Quando a protagonista entra no salão, onde o bebê é festejado, Polanski passeia com a câmera pelo ambiente, mostrando que, sim, havia um grande complô, não se tratava de uma paranoia. Ele usa planos-detalhe para entregar algumas pistas ao espectador e close ups para salientar a natureza duvidosa de determinados personagens e o desespero de Rosemary. A câmera na mão é recorrente, fundamental na concepção de uma atmosfera angustiante e funciona brilhantemente em sequências mais tensas, como, por exemplo, a da perseguição e aquele em que a protagonista é brutalmente sedada – realismo, crueza.
A trilha sonora é fascinante. Igualmente arrepiante em suas batidas assombrosas e no suave canto infantil.
Sidney Blackmer faz de Roman Castevet um homem aparentemente gentil, prestativo e de boas intenções, conseguindo, antes mesmo de “abrir o jogo”, ser uma figura imponente e cativante, cujo olhar penetrante e a voz milimetricamente calculada colocam os demais aos seus pés.

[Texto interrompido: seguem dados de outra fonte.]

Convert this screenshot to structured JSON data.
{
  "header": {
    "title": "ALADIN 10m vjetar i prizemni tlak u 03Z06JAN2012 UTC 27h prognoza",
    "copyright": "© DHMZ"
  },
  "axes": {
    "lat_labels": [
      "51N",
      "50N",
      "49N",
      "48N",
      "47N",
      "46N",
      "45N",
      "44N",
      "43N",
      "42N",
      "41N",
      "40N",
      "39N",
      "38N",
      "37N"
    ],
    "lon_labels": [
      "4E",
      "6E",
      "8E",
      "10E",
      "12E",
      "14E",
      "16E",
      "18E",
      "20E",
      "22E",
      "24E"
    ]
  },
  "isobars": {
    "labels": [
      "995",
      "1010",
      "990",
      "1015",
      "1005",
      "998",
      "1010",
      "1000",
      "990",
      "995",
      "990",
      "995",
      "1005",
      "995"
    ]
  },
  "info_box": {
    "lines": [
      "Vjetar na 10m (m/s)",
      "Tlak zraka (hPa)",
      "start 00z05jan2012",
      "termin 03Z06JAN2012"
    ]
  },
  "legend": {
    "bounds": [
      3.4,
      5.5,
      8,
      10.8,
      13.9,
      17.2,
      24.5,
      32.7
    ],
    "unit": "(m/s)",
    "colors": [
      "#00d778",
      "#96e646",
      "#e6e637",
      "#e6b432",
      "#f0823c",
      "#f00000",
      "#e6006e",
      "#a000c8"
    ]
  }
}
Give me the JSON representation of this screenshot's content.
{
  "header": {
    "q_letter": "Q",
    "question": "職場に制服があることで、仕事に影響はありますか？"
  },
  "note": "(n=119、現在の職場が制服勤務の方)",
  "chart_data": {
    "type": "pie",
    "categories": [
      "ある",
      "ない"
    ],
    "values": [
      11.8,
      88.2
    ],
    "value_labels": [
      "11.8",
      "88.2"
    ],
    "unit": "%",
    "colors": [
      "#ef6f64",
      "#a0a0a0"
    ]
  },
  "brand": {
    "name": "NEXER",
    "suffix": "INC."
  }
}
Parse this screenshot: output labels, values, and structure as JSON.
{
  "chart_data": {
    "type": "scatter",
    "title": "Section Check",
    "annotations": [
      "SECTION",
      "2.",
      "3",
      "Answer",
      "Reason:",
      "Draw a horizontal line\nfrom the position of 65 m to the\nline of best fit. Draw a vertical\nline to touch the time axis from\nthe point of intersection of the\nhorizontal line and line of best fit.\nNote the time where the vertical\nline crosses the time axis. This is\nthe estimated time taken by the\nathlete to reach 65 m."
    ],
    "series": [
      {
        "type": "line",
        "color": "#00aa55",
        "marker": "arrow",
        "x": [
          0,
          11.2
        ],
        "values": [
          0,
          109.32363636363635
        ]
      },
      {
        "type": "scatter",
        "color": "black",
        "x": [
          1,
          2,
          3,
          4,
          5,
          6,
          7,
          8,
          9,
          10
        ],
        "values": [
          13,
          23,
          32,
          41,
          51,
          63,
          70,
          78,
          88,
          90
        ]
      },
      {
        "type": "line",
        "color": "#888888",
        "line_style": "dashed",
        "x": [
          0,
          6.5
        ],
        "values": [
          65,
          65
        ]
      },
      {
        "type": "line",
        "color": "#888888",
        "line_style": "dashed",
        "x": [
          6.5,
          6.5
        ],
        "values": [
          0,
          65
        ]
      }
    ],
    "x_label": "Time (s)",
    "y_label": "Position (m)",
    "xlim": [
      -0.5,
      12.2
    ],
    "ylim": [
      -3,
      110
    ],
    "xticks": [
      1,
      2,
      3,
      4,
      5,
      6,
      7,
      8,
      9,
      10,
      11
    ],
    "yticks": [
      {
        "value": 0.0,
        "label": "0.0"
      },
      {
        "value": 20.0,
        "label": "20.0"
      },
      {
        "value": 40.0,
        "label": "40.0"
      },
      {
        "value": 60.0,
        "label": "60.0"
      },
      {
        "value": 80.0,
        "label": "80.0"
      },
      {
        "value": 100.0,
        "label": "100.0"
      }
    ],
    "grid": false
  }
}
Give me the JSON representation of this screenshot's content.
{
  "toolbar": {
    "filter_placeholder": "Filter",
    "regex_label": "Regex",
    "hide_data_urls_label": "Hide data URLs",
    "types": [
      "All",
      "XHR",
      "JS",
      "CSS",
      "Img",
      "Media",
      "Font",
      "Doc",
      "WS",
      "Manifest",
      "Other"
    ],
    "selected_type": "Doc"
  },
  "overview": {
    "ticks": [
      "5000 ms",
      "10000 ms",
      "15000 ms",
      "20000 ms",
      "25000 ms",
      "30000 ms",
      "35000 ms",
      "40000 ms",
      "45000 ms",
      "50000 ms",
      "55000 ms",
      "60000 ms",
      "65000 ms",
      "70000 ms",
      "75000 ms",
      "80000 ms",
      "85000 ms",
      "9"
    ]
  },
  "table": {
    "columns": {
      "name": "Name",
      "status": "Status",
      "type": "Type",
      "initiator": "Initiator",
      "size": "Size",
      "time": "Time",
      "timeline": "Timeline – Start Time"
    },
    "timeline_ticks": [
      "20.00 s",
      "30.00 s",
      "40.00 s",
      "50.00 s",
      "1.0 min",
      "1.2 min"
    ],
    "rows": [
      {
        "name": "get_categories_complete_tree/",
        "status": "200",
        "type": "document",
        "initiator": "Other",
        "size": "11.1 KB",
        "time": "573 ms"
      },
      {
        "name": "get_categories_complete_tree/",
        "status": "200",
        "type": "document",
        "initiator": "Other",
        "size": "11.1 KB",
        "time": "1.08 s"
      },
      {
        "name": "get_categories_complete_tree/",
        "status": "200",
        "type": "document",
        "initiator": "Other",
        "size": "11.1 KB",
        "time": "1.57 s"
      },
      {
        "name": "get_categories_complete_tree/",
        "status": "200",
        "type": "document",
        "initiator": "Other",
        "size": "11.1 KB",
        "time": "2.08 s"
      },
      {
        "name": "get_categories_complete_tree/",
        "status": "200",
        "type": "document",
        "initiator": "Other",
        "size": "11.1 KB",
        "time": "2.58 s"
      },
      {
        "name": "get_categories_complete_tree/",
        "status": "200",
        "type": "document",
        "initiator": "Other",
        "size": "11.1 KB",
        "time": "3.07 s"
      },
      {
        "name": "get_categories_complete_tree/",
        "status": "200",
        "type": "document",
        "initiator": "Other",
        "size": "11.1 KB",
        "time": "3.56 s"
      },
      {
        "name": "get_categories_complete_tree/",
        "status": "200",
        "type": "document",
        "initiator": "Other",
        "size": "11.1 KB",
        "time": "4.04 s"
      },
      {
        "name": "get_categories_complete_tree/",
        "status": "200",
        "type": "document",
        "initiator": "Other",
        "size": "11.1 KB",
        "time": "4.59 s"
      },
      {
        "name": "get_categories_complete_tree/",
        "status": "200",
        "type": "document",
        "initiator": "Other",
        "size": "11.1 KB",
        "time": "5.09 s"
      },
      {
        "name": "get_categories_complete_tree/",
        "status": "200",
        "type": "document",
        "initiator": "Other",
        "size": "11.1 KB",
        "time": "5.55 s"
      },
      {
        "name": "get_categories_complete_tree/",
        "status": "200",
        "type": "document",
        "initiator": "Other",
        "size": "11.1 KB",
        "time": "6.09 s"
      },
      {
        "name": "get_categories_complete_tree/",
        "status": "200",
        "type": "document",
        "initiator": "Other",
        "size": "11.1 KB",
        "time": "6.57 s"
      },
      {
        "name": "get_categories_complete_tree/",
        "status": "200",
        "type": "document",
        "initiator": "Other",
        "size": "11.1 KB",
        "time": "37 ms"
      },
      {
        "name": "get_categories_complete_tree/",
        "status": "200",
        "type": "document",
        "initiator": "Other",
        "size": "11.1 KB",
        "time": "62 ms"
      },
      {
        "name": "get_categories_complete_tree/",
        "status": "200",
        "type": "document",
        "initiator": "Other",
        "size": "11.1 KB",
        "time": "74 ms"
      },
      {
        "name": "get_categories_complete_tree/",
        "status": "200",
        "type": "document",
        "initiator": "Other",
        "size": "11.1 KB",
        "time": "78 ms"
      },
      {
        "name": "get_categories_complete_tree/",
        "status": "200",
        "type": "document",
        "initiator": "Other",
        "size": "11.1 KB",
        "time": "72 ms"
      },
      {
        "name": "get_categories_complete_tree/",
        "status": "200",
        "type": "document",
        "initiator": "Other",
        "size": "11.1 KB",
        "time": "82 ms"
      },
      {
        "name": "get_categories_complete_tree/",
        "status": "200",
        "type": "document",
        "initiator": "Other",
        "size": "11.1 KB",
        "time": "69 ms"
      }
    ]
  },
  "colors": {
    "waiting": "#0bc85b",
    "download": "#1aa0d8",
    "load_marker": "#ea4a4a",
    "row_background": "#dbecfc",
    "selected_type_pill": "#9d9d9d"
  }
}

Mia Farrow impressiona pela entrega, começando como uma jovem alegre e, no fim, flertando com a insanidade e um pavor absolutamente palpável. A atriz concilia ingenuidade e desconfiança com maestria, transformando Rosemary numa personagem humana – não é demasiadamente burra, nem inteligente.
“Rosemary’s Baby” é um marco para o gênero do horror. Uma obra prima aflitiva e macabra, que deixa o espectador ansioso, querendo socorrer a protagonista.